11 October 1649
Today in 1649, the inhabitants of Wexford were massacred by British troops. One month earlier [ 11 September 1649 ] Oliver Cromwell, commanding British parliamentary forces in Ireland, had ordered his soldiers to offer no quarter to the royalist garrison at Drogheda, and had slaughtered almost all those who had surrendered, along with many of the town’s inhabitants. His army had then struck south towards the coastal town of Wexford, from where ships had been harassing his supply lines. Cromwell arrived at the head of 9,000 soldiers on 1 October and on 11th, his artillery breached the medieval walls. Three days later he informed William Lenthall, speaker of parliament, that his men had ‘put all to the sword that came in their way,’ and that ‘there was lost of the enemy not many less than two thousand; and I believe not twenty of yours killed from first to last of the siege.’1
The surviving inhabitants later attested in a petition that Cromwell’s forces had murdered all of them, except for a ‘very few.’2 Seven Franciscan priests, one of them blind, were among those killed.3 Cromwell had no qualms about the bloodbath, reasoning that it must have been God who had ‘brought a righteous judgement upon them causing them to become prey to the soldier.’4 He was, however, perturbed to learn that his men had also looted all they could lay their hands on including many basic provisions, so much so that he felt unable to use the port as a winter base.5
- Cromwell to Lenthall cited in Micheál Ó Siochrú, God’s Executioner: Oliver Cromwell and the Conquest of Ireland, Faber and Faber, London, 2009. p. 97 and Thomas Carlyle, Oliver Cromwell’s Letters and Speeches, in four volumes, Volume II, Chapman and Hall, London, 1845, p. 77.

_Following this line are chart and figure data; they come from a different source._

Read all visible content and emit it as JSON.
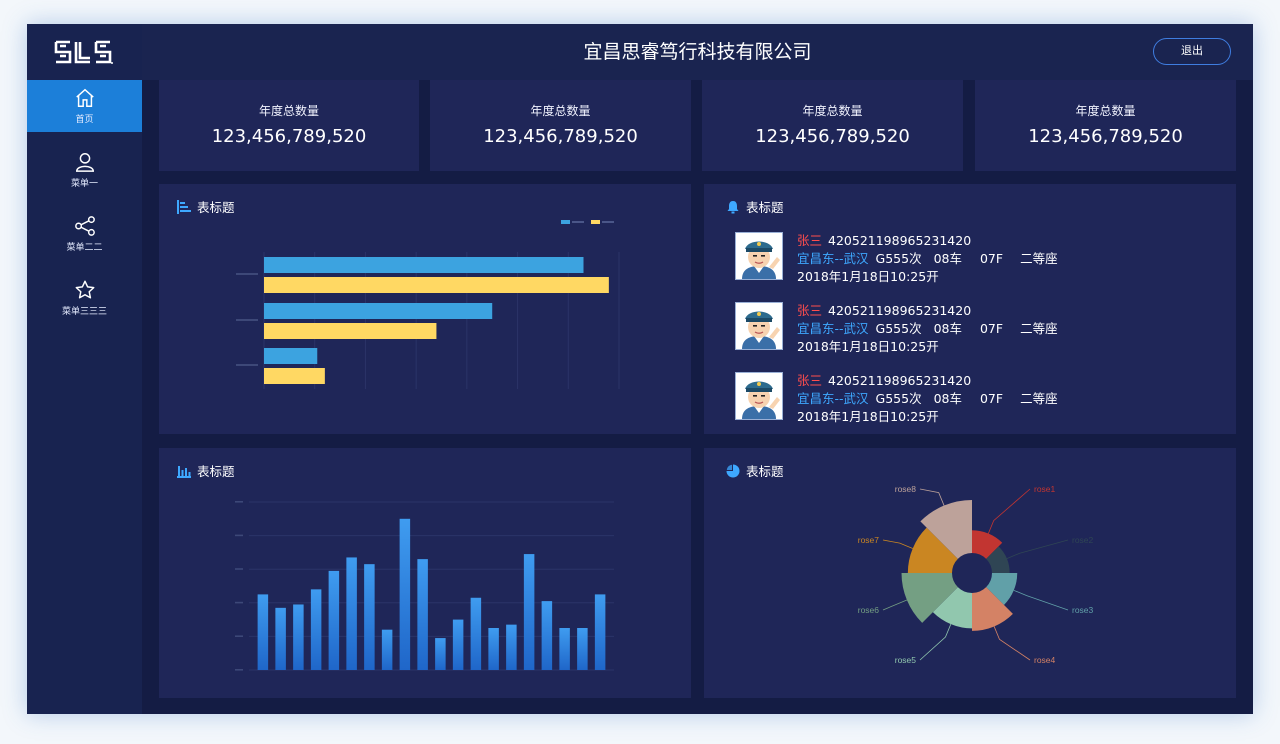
{
  "app": {
    "title": "宜昌思睿笃行科技有限公司",
    "logout_label": "退出"
  },
  "colors": {
    "accent": "#1c7fd9",
    "bar_blue": "#3ca3e0",
    "bar_yellow": "#ffd863",
    "route_blue": "#3ea8ff",
    "name_red": "#ff4d4d"
  },
  "sidebar": {
    "items": [
      {
        "label": "首页",
        "icon": "home-icon",
        "active": true
      },
      {
        "label": "菜单一",
        "icon": "user-icon",
        "active": false
      },
      {
        "label": "菜单二二",
        "icon": "share-icon",
        "active": false
      },
      {
        "label": "菜单三三三",
        "icon": "star-icon",
        "active": false
      }
    ]
  },
  "stats": [
    {
      "title": "年度总数量",
      "value": "123,456,789,520"
    },
    {
      "title": "年度总数量",
      "value": "123,456,789,520"
    },
    {
      "title": "年度总数量",
      "value": "123,456,789,520"
    },
    {
      "title": "年度总数量",
      "value": "123,456,789,520"
    }
  ],
  "panels": {
    "hbar": {
      "title": "表标题",
      "icon": "bar-list-icon"
    },
    "tickets": {
      "title": "表标题",
      "icon": "bell-icon"
    },
    "vbar": {
      "title": "表标题",
      "icon": "column-chart-icon"
    },
    "rose": {
      "title": "表标题",
      "icon": "pie-icon"
    }
  },
  "tickets": [
    {
      "name": "张三",
      "id": "420521198965231420",
      "route": "宜昌东--武汉",
      "train": "G555次",
      "car": "08车",
      "seat": "07F",
      "class": "二等座",
      "time": "2018年1月18日10:25开"
    },
    {
      "name": "张三",
      "id": "420521198965231420",
      "route": "宜昌东--武汉",
      "train": "G555次",
      "car": "08车",
      "seat": "07F",
      "class": "二等座",
      "time": "2018年1月18日10:25开"
    },
    {
      "name": "张三",
      "id": "420521198965231420",
      "route": "宜昌东--武汉",
      "train": "G555次",
      "car": "08车",
      "seat": "07F",
      "class": "二等座",
      "time": "2018年1月18日10:25开"
    }
  ],
  "chart_data": [
    {
      "type": "bar",
      "orientation": "horizontal",
      "categories": [
        "",
        "",
        ""
      ],
      "series": [
        {
          "values": [
            63,
            45,
            10.5
          ]
        },
        {
          "values": [
            68,
            34,
            12
          ]
        }
      ],
      "xlim": [
        0,
        70
      ],
      "legend": "top-right",
      "grid": true
    },
    {
      "type": "bar",
      "categories": [
        "",
        "",
        "",
        "",
        "",
        "",
        "",
        "",
        "",
        "",
        "",
        "",
        "",
        "",
        "",
        "",
        "",
        "",
        "",
        ""
      ],
      "values": [
        450,
        370,
        390,
        480,
        590,
        670,
        630,
        240,
        900,
        660,
        190,
        300,
        430,
        250,
        270,
        690,
        410,
        250,
        250,
        450
      ],
      "ylim": [
        0,
        1000
      ],
      "grid": true
    },
    {
      "type": "pie",
      "variant": "rose",
      "categories": [
        "rose1",
        "rose2",
        "rose3",
        "rose4",
        "rose5",
        "rose6",
        "rose7",
        "rose8"
      ],
      "values": [
        18,
        14,
        20,
        30,
        28,
        40,
        35,
        42
      ],
      "legend": "labels",
      "colors": [
        "#c23531",
        "#2f4554",
        "#61a0a8",
        "#d48265",
        "#91c7ae",
        "#749f83",
        "#ca8622",
        "#bda29a"
      ]
    }
  ]
}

- Micheál Ó Siochrú op. cit., p. 97.
- Nicholas Furlong, A History of Wexford, Gill and Macmillan, 2003 and Benignus Millett, The Irish Franciscans, 1651-1665, Gregorian University Press, Rome, 1964 p. 539.
- Thomas Carlyle, Oliver Cromwell’s Letters and Speeches, in four volumes, Volume II, Chapman and Hall, London, 1845, p. 77.
- Micheal O Siochru, op. cit., p. 97 and Antonia Fraser, Cromwell: Our Chief of Men, Phoenix, London, 2004.